Bryan May of Taunton, Mass, a service technician for a household-alarm company, has found inspiration in online videos. Told by one phone scammer that he was being pursued by the Internal Revenue Service for back taxes, May asked if he could use gift cards from Target and Walmart to settle up. His caller agreed and asked May to read out the serial numbers.
May began making up numbers. When the caller said the numbers were invalid, May apologised and explained he had just come home from a bar, where he “had a few.” He then offered more make-believe numbers, stretching the conversation to more than 15 minutes, until the caller lost patience.
David Mizrahi, who owns a pita restaurant in Lakewood, N J, said he has kept telemarketers on the line for as long as an hour.
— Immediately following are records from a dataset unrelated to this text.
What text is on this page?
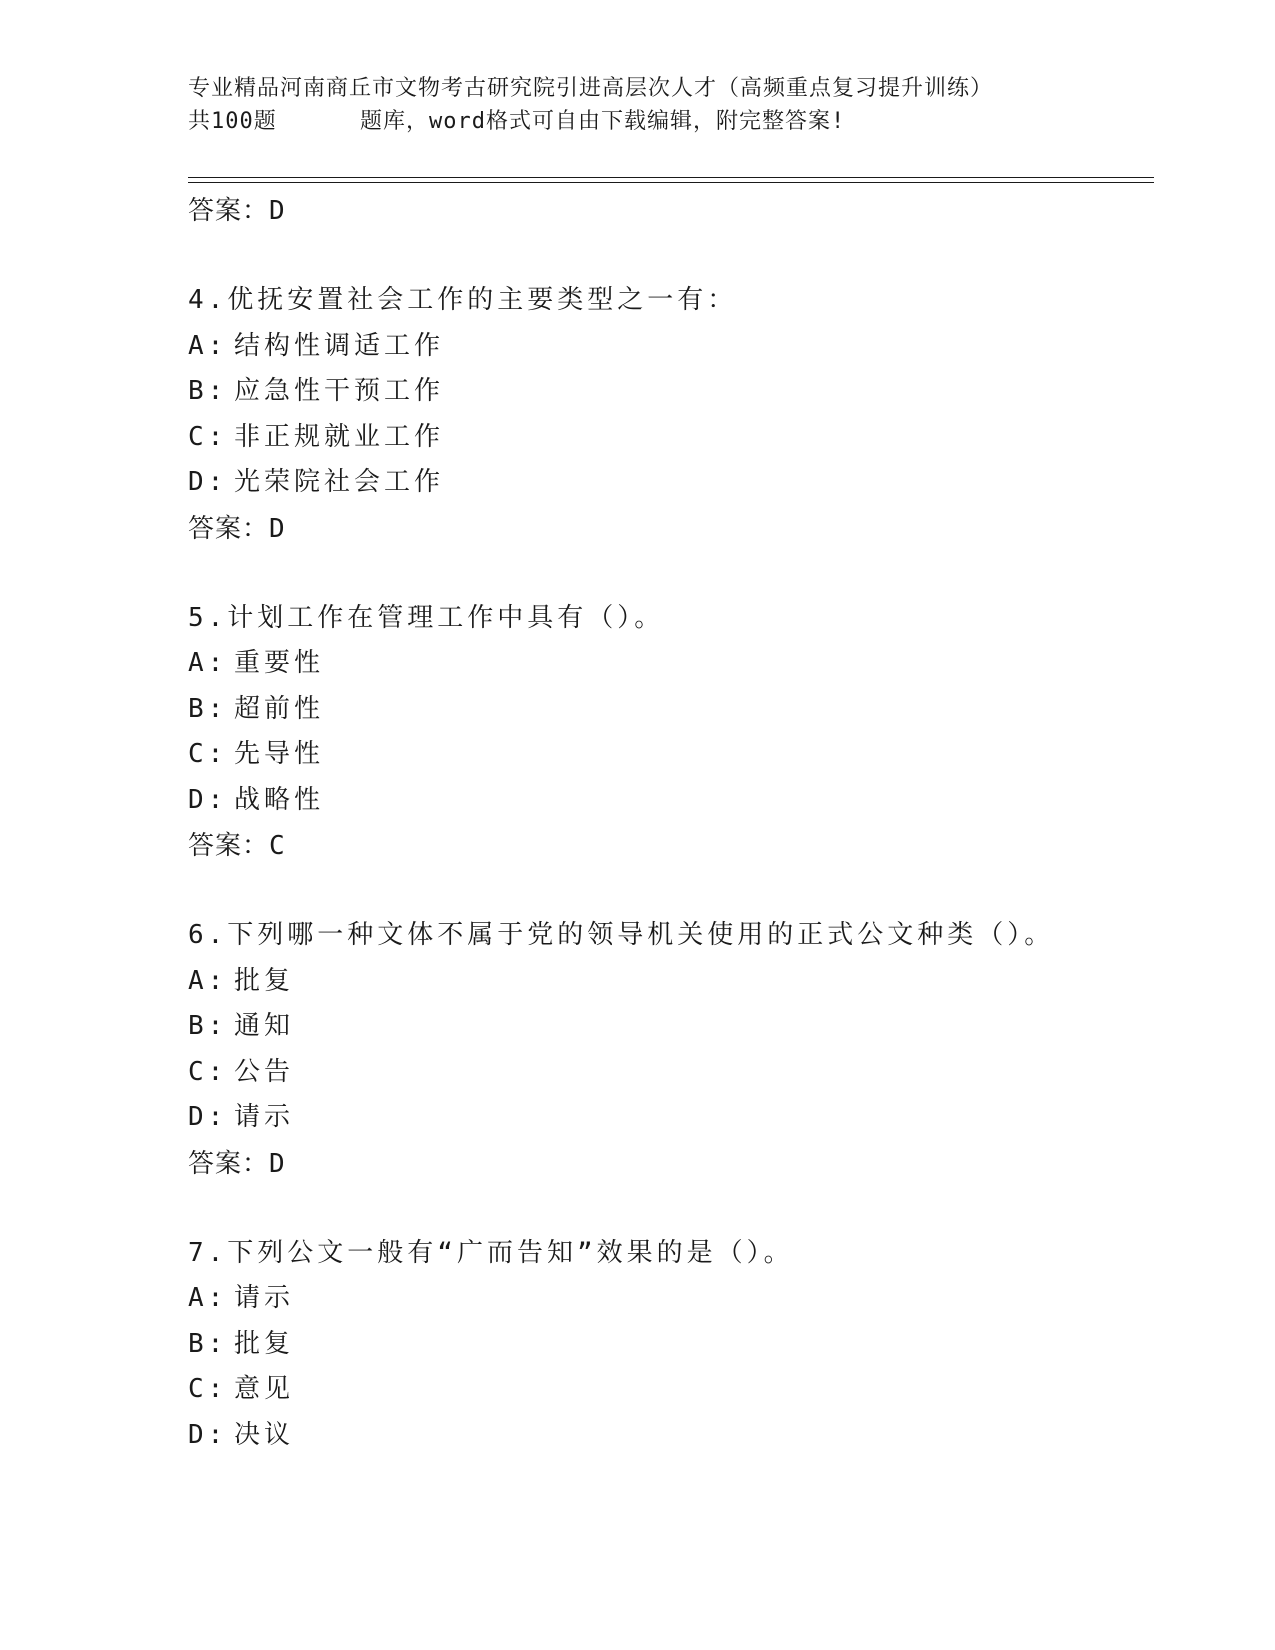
专业精品河南商丘市文物考古研究院引进高层次人才（高频重点复习提升训练）
共100题	题库，word格式可自由下载编辑，附完整答案!
答案：D
4.优抚安置社会工作的主要类型之一有：
A: 结构性调适工作
B: 应急性干预工作
C: 非正规就业工作
D: 光荣院社会工作
答案：D
5.计划工作在管理工作中具有（）。
A: 重要性
B: 超前性
C: 先导性
D: 战略性
答案：C
6.下列哪一种文体不属于党的领导机关使用的正式公文种类（）。
A: 批复
B: 通知
C: 公告
D: 请示
答案：D
7.下列公文一般有“广而告知”效果的是（）。
A: 请示
B: 批复
C: 意见
D: 决议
His favorite stalling lines include: “Can you hold on a second?” “So, what were you saying, what are you calling about?” “Can you tell me more about that?”
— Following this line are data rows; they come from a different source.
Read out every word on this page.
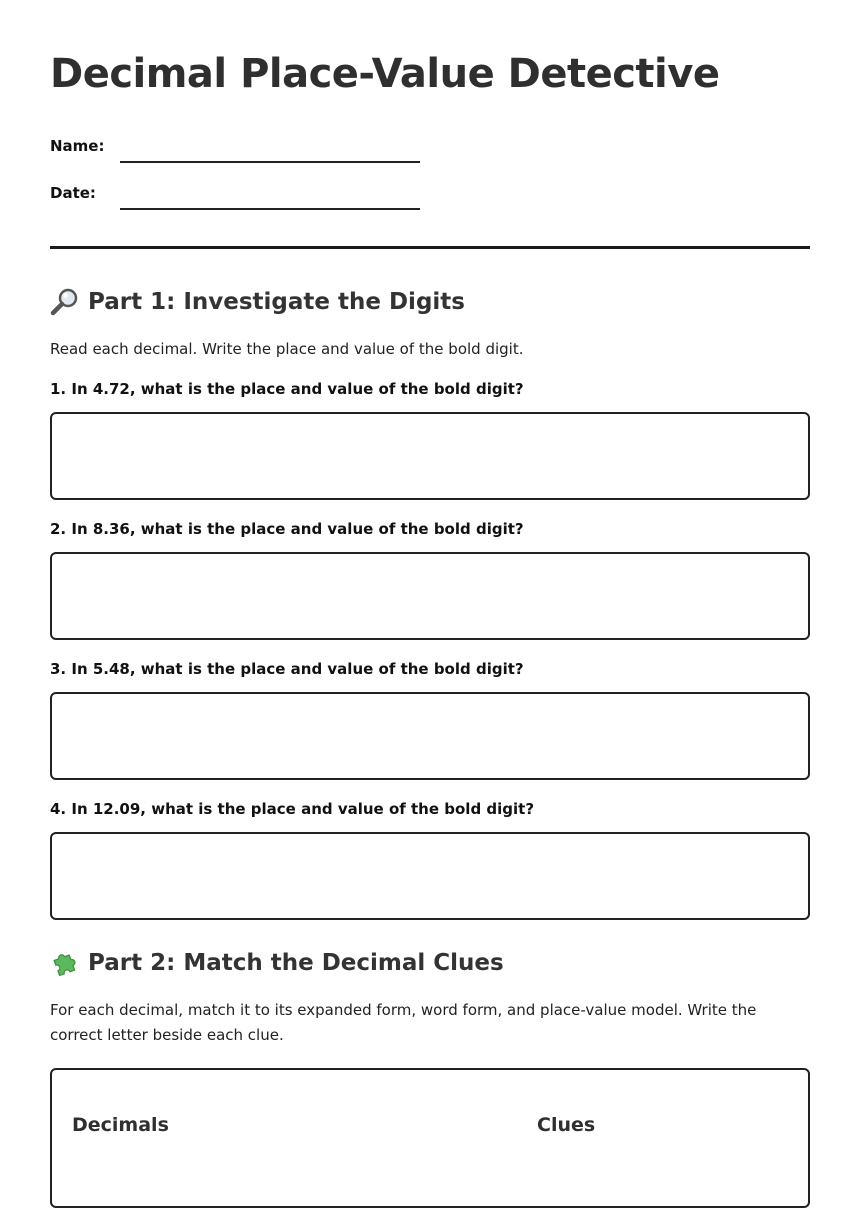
Decimal Place-Value Detective
Name:
Date:
Part 1: Investigate the Digits

Read each decimal. Write the place and value of the bold digit.

1. In 4.72, what is the place and value of the bold digit?

2. In 8.36, what is the place and value of the bold digit?

3. In 5.48, what is the place and value of the bold digit?

4. In 12.09, what is the place and value of the bold digit?

Part 2: Match the Decimal Clues

For each decimal, match it to its expanded form, word form, and place-value model. Write the correct letter beside each clue.

Decimals	Clues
Matching wits with telemarketers is a time-honored pastime. In one episode of the 1990s television sitcom “Seinfeld,” the Jerry character asks a spam caller for his home number so he can call back later. The caller demurs and admits that he doesn’t like being called at home. “Well, now you know how I feel,” Jerry says.
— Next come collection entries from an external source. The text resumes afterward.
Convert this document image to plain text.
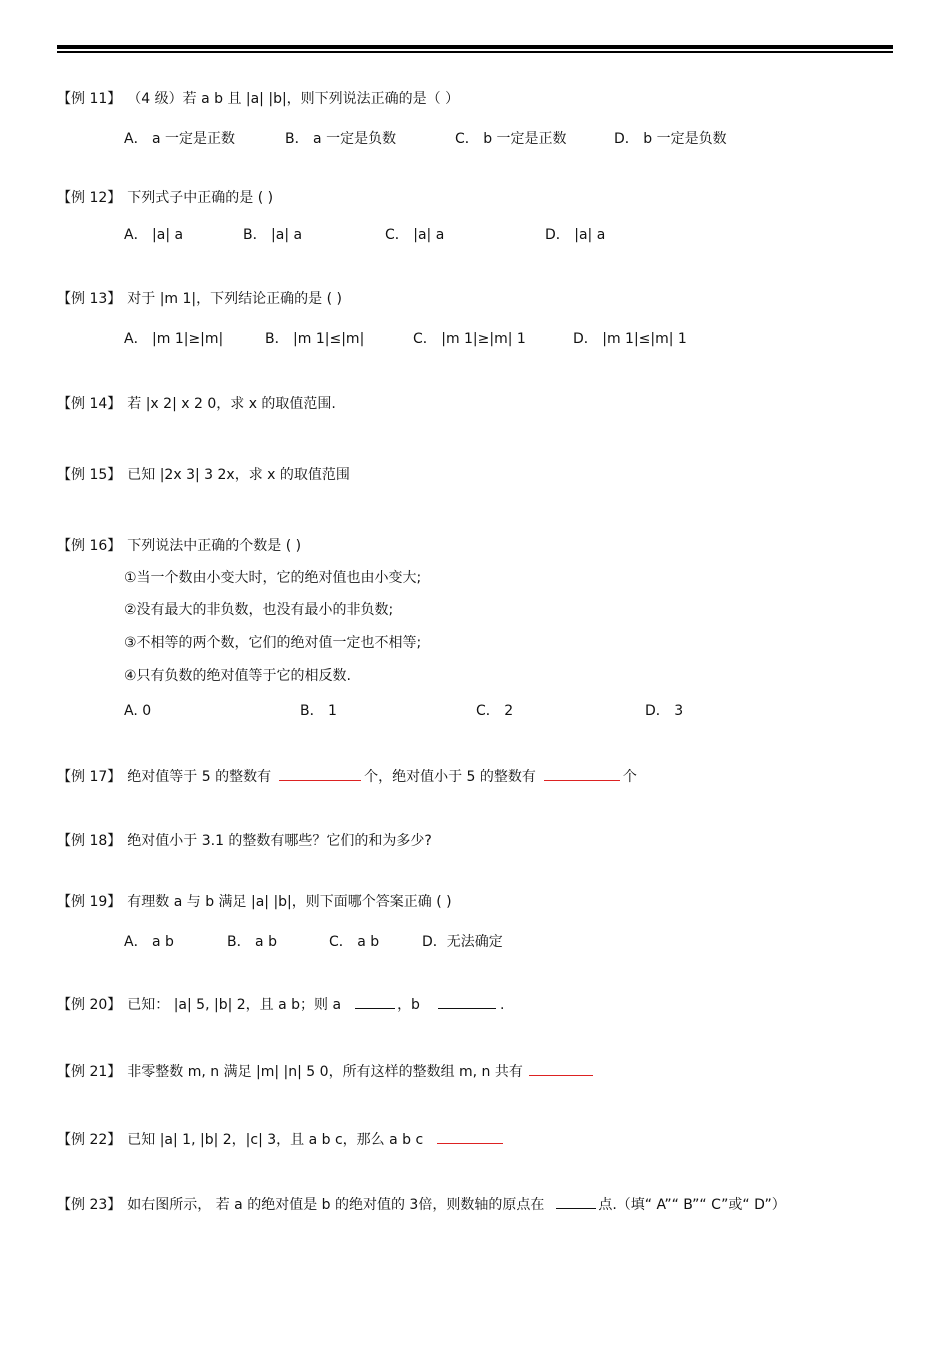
【例 11】 （4 级）若 a b 且 |a| |b|，则下列说法正确的是（ ）
A． a 一定是正数	B． a 一定是负数	C． b 一定是正数	D． b 一定是负数
【例 12】 下列式子中正确的是 ( )
A． |a| a	B． |a| a	C． |a| a	D． |a| a
【例 13】 对于 |m 1|，下列结论正确的是 ( )
A． |m 1|≥|m|	B． |m 1|≤|m|	C． |m 1|≥|m| 1	D． |m 1|≤|m| 1
【例 14】 若 |x 2| x 2 0，求 x 的取值范围.
【例 15】 已知 |2x 3| 3 2x，求 x 的取值范围
【例 16】 下列说法中正确的个数是 ( )
①当一个数由小变大时，它的绝对值也由小变大;
②没有最大的非负数，也没有最小的非负数;
③不相等的两个数，它们的绝对值一定也不相等;
④只有负数的绝对值等于它的相反数.
A. 0	B． 1	C． 2	D． 3
【例 17】 绝对值等于 5 的整数有	个，绝对值小于 5 的整数有	个
【例 18】 绝对值小于 3.1 的整数有哪些？它们的和为多少?
【例 19】 有理数 a 与 b 满足 |a| |b|，则下面哪个答案正确 ( )
A． a b	B． a b	C． a b	D．无法确定
【例 20】 已知： |a| 5, |b| 2，且 a b；则 a	，b	.
【例 21】 非零整数 m, n 满足 |m| |n| 5 0，所有这样的整数组 m, n 共有
【例 22】 已知 |a| 1, |b| 2，|c| 3，且 a b c，那么 a b c
【例 23】 如右图所示， 若 a 的绝对值是 b 的绝对值的 3倍，则数轴的原点在	点.（填“ A”“ B”“ C”或“ D”）
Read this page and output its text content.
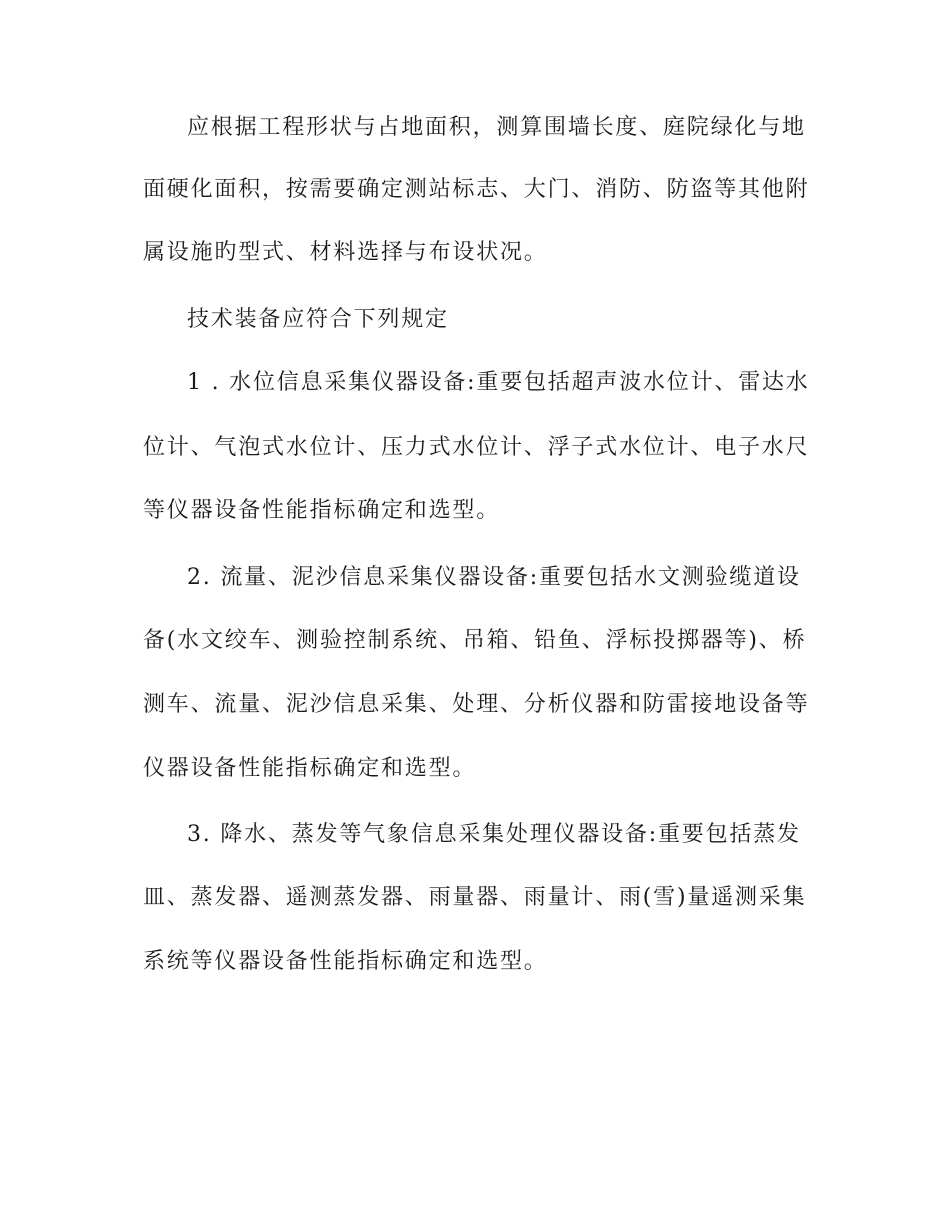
应根据工程形状与占地面积，测算围墙长度、庭院绿化与地
面硬化面积，按需要确定测站标志、大门、消防、防盗等其他附
属设施旳型式、材料选择与布设状况。
技术装备应符合下列规定
1 . 水位信息采集仪器设备:重要包括超声波水位计、雷达水
位计、气泡式水位计、压力式水位计、浮子式水位计、电子水尺
等仪器设备性能指标确定和选型。
2. 流量、泥沙信息采集仪器设备:重要包括水文测验缆道设
备(水文绞车、测验控制系统、吊箱、铅鱼、浮标投掷器等)、桥
测车、流量、泥沙信息采集、处理、分析仪器和防雷接地设备等
仪器设备性能指标确定和选型。
3. 降水、蒸发等气象信息采集处理仪器设备:重要包括蒸发
皿、蒸发器、遥测蒸发器、雨量器、雨量计、雨(雪)量遥测采集
系统等仪器设备性能指标确定和选型。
These days, friends Ashton Bingham and Art Kulik in Los Angeles have a YouTube channel called Trilogy Media, with some 72,000 subscribers, featuring their attempts to enrage callers. In one video, Bingham, a 28-year-old aspiring filmmaker, pretended to be remorseful in a call with someone telling him the IRS had filed a lawsuit against him. “I told my CPA…I honestly don’t really agree with the whole tax thing,” Bingham said on the call. “I told him that they may take our lives but they’ll never take our freedom.” That line—paraphrased from the movie “Braveheart”—was one of 29 film quotes Bingham slipped into the call. He tried coaching another telemarketer to sing “Jingle Bells.” The caller finally erupted: “What kind of joke are you joking with me?”
Troy Hunt, a computer-security consultant in Gold Coast, Australia, engages with suspected phone scammers partly to learn more about how they trick people. Sometimes he can’t resist pranking them. In one call he recorded and posted online, scam technicians promised to fix his supposedly virus-infected computer if he gave them online access to it. While pretending to cooperate with their efforts to patch into his computer, he periodically switched on loud recordings of cockatoos, dingoes or kookaburras. “We’re just in the backyard at the moment,” he explained. “Go on.” “Can you stop the background noise?” his caller asked. “Well, they’re birds,” Hunt said. “I can ask them, but they don’t always do it.” Hunt put on a cheery Crocodile Dundee act and pretended to shoo away a pack of dingoes. The call stretched to 39 minutes. He finally offered: “If you can send a bloke over with, I don’t know, some screwdrivers or something, can we get someone over to fix it?”.A sigh was audible at the other end of the line, the sound of someone realising he has been had. “All right, sir,” the caller said quietly. “I’ll send a guy with a screwdriver, OK. He will fix it.” Then he hung up.